Вечнов подумал: хорошо, что баба со вторым хохлом сидела через несколько рядов впереди и не могла приставать к нему с дурацкими вопросами. Сеня стал смотреть на полоски на обшивке кресла. Полоски неприятно рябили у него в глазах. «Какого черта я поперся на край света? – опять кольнула Сеню булавочная мысль. – Что я там за пять дней в этой Новой Зеландии разведаю? Ах, какая глупость… Не надо было мне сюда тащиться. Я бы еще на Марс намылился. Лучше бы остался в Таиланде, а потом в Киев, а там и до дому…»
Воспоминание о доме очень больно защемило душу. В какой-то момент даже слезы подступили к горлу. Он почувствовал себя, как в тот первый день в детском саду, когда мама привела его и оставила в большом, холодном помещении с другими детьми. Вспомнились квадраты на линолеуме, по которым воспитательница заставляла их прыгать, приговаривая: «Вот скоро весна, будут ручейки, и вы должны научиться их перепрыгивать!» И Сеня старательно прыгал, и ему хотелось плакать, точно как сейчас. «Мама, мама, что же ты мне такое нагадала?» – вдруг вспомнился Сене мимолетный самолетный сон…

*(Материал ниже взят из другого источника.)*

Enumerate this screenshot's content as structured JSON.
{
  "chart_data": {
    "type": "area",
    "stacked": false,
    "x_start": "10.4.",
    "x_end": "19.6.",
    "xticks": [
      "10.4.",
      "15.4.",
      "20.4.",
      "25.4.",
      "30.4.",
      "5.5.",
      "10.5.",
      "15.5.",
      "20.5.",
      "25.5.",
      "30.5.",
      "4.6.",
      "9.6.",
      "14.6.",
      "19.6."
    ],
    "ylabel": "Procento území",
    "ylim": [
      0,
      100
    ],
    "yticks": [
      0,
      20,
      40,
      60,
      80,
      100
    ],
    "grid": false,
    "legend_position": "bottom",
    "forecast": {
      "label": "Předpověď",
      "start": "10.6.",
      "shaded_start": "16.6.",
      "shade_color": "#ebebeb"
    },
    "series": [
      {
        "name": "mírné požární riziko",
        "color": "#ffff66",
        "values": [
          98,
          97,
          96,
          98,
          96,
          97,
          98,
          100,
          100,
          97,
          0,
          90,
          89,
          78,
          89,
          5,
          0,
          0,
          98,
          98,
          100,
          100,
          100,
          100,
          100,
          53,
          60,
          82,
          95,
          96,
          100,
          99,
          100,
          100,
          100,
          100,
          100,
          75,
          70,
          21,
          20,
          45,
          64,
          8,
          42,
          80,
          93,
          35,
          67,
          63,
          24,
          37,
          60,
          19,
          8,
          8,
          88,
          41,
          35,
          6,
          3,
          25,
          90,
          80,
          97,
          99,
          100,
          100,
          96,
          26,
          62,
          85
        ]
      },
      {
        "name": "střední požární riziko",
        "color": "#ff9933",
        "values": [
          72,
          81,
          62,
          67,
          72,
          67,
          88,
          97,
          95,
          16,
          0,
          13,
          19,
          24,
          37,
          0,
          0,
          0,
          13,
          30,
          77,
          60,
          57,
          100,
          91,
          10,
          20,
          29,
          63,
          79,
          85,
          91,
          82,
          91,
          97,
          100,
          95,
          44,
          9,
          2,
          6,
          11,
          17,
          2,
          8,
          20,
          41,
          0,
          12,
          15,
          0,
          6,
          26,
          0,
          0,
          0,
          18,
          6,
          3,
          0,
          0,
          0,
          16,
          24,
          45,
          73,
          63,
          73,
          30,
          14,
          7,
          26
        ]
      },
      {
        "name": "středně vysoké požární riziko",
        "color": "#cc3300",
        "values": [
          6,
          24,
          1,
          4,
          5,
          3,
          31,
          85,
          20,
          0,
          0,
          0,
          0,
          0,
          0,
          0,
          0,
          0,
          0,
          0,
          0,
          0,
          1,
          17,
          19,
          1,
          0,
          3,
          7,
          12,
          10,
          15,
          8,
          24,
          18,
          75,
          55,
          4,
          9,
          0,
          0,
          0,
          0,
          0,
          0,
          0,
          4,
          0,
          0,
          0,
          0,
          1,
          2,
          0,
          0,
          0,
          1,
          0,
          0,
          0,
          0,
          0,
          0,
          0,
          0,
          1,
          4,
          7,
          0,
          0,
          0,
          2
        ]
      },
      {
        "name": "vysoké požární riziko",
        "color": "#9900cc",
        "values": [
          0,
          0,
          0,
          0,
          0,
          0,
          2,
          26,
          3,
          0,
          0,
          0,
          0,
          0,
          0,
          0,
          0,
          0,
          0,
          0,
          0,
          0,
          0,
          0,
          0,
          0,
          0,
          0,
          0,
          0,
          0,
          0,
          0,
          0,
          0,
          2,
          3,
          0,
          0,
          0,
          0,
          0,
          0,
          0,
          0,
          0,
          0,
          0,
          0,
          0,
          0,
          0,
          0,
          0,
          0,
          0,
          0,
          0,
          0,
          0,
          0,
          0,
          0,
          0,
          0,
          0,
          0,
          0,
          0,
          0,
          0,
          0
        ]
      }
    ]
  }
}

Самолет снова затрясло, и теперь уже послышались испуганные крики других пассажиров. Сене показалось, что он расслышал где-то впереди слегка истеричный голос своей попутчицы: «Господи, что же это такое делается? Что же с нами будет?»

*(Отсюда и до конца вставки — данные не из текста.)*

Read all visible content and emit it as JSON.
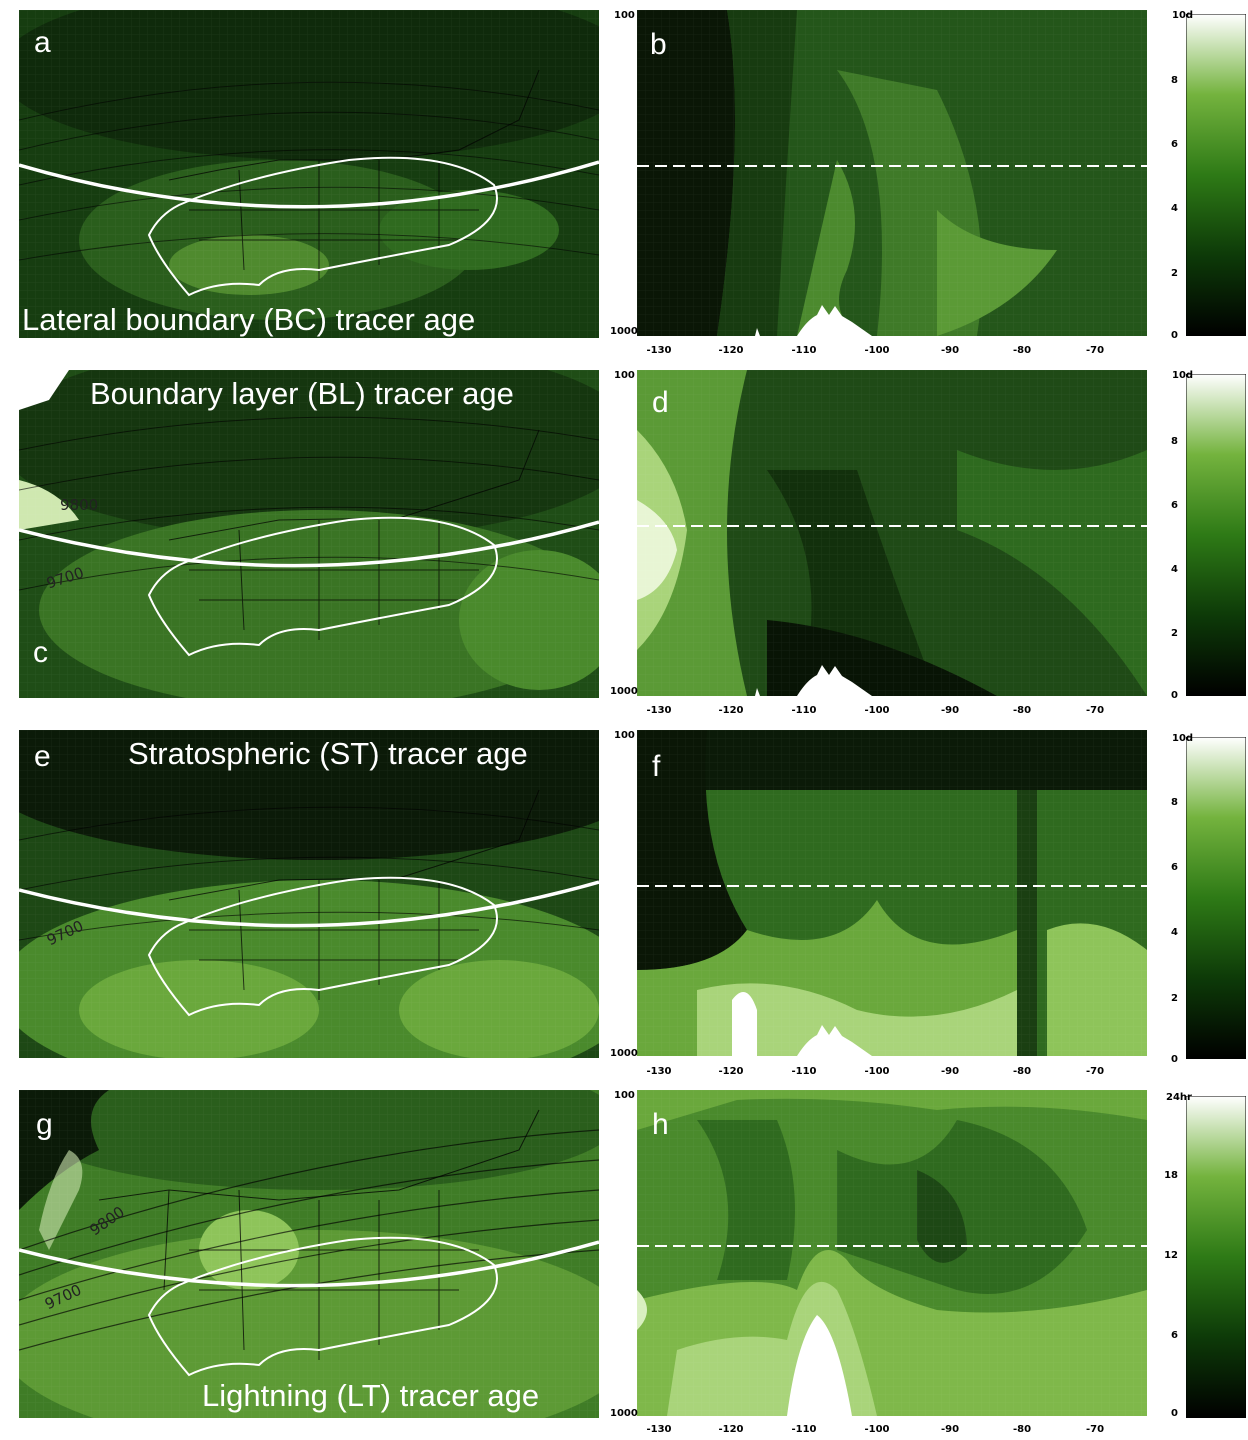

– А что будет, ничего не будет, – пробормотал Сеня. – Сейчас потрясет еще немного, а потом прилетим и забудем всё это, как страшный сон…
Однако самолет трясло, и Сеня тоже стал трясти коленками, как в первом классе, когда ему очень нужно было выйти по-маленькому, но отпроситься у учительницы он стеснялся.

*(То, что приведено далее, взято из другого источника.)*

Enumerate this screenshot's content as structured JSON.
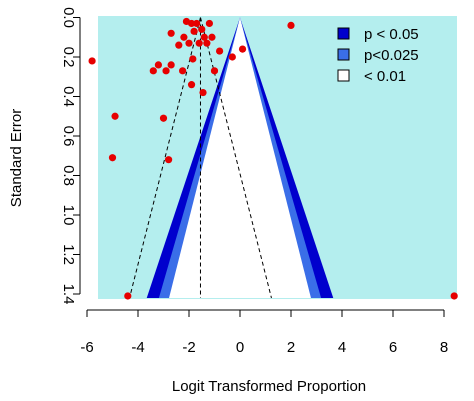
{
  "chart_data": {
    "type": "scatter",
    "subtype": "contour-enhanced funnel plot",
    "title": "",
    "xlabel": "Logit Transformed Proportion",
    "ylabel": "Standard Error",
    "xlim": [
      -6.2,
      9.0
    ],
    "ylim": [
      0.0,
      1.42
    ],
    "y_reversed": true,
    "x_ticks": [
      -6,
      -4,
      -2,
      0,
      2,
      4,
      6,
      8
    ],
    "y_ticks": [
      0.0,
      0.2,
      0.4,
      0.6,
      0.8,
      1.0,
      1.2,
      1.4
    ],
    "grid": false,
    "legend_position": "top-right",
    "legend": [
      {
        "label": "p < 0.05",
        "color": "#0000cd"
      },
      {
        "label": "p<0.025",
        "color": "#3a6ee8"
      },
      {
        "label": "< 0.01",
        "color": "#ffffff"
      }
    ],
    "colors": {
      "background_region": "#b4eeee",
      "band_p05": "#0000cd",
      "band_p025": "#3a6ee8",
      "inner_region": "#ffffff",
      "points": "#e60000"
    },
    "pooled_estimate": -1.55,
    "funnel_center": 0.0,
    "points": [
      {
        "x": -5.8,
        "y": 0.22
      },
      {
        "x": -4.9,
        "y": 0.5
      },
      {
        "x": -5.0,
        "y": 0.71
      },
      {
        "x": -4.4,
        "y": 1.41
      },
      {
        "x": -3.4,
        "y": 0.27
      },
      {
        "x": -3.2,
        "y": 0.24
      },
      {
        "x": -2.9,
        "y": 0.27
      },
      {
        "x": -2.7,
        "y": 0.24
      },
      {
        "x": -3.0,
        "y": 0.51
      },
      {
        "x": -2.8,
        "y": 0.72
      },
      {
        "x": -2.7,
        "y": 0.08
      },
      {
        "x": -2.4,
        "y": 0.14
      },
      {
        "x": -2.25,
        "y": 0.27
      },
      {
        "x": -2.2,
        "y": 0.1
      },
      {
        "x": -2.1,
        "y": 0.02
      },
      {
        "x": -2.0,
        "y": 0.13
      },
      {
        "x": -1.9,
        "y": 0.03
      },
      {
        "x": -1.8,
        "y": 0.07
      },
      {
        "x": -1.7,
        "y": 0.03
      },
      {
        "x": -1.6,
        "y": 0.13
      },
      {
        "x": -1.5,
        "y": 0.06
      },
      {
        "x": -1.4,
        "y": 0.1
      },
      {
        "x": -1.3,
        "y": 0.13
      },
      {
        "x": -1.2,
        "y": 0.03
      },
      {
        "x": -1.1,
        "y": 0.1
      },
      {
        "x": -1.0,
        "y": 0.27
      },
      {
        "x": -1.9,
        "y": 0.34
      },
      {
        "x": -1.45,
        "y": 0.38
      },
      {
        "x": -1.85,
        "y": 0.21
      },
      {
        "x": -0.8,
        "y": 0.17
      },
      {
        "x": -0.3,
        "y": 0.2
      },
      {
        "x": 0.1,
        "y": 0.16
      },
      {
        "x": 2.0,
        "y": 0.04
      },
      {
        "x": 8.4,
        "y": 1.41
      }
    ]
  }
}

«Ну сколько можно, сколько можно!» – лихорадочно в такт своей тряске думал Сеня, и вдруг быстро и несвязно стал молиться.
«Господи, спаси и помоги! Господи, спаси и помоги! Я отмолю, я отстрадаю, только не дай пропасть вот так по-глупому…» Почему-то перед глазами Сени, которые он заблаговременно сомкнул, все время вставал образ его жены Светки, которая смотрела на него с досадой и жалостью. «Да что за глупости, – это как боль зубная. Лучше выдрать себе половину зубов, чем пережить такое…»
Сеня пытался представить, что он в колхозе и едет в грузовике по ухабистой дороге. Обычно это помогало ему абстрагироваться от осознания того, что самолет несется над воздушной и океанской бездной. Но салон так трясло, что это не походило на грузовик…
– Сейчас будет говорить старший пилот самолета, – сообщил взволнованный голос.
«Всё, пропали», – подумал Сеня.
Однако голос пилота был совершенно спокойный и даже веселый. Он дежурными фразами сообщил, что самолет начинает снижение и будет в аэропорту примерно через 35 минут.
У Сени ангелы запели в голове. «Господи, спасибо! Спасибо, Господи!» – зашептал он неслышно, даже не шевеля губами, и стал вглядываться в темноту окошка.
– Чего сказали-то? – стал дергать Сеню за рукав сосед. Он тоже был совершенно перепуган.
– Что, что? Ничего. Сейчас прилетим! – ответил Сеня и отметил, что на минуту рожа хохла показалась ему родной.
Посадка прошла на удивление гладко, и у Сени отлегло от сердца.
– Ну, Господи, я твой должник! – сказал Сеня, хотя в Бога не верил. То есть пока летел – верил, а как приземлился – уже не очень. Сеня умел включать и выключать свои отношения с Богом так же, как имел способность забывать и вспоминать свои смуглокожие и длинноволосые переживания. Удобно и хорошо. Надо – вспомнил, не надо – забыл.
Ступив на твердую землю, Сеня подумал: «Ну, теперь самое страшное позади!», – и у него стало хорошо и весело на душе.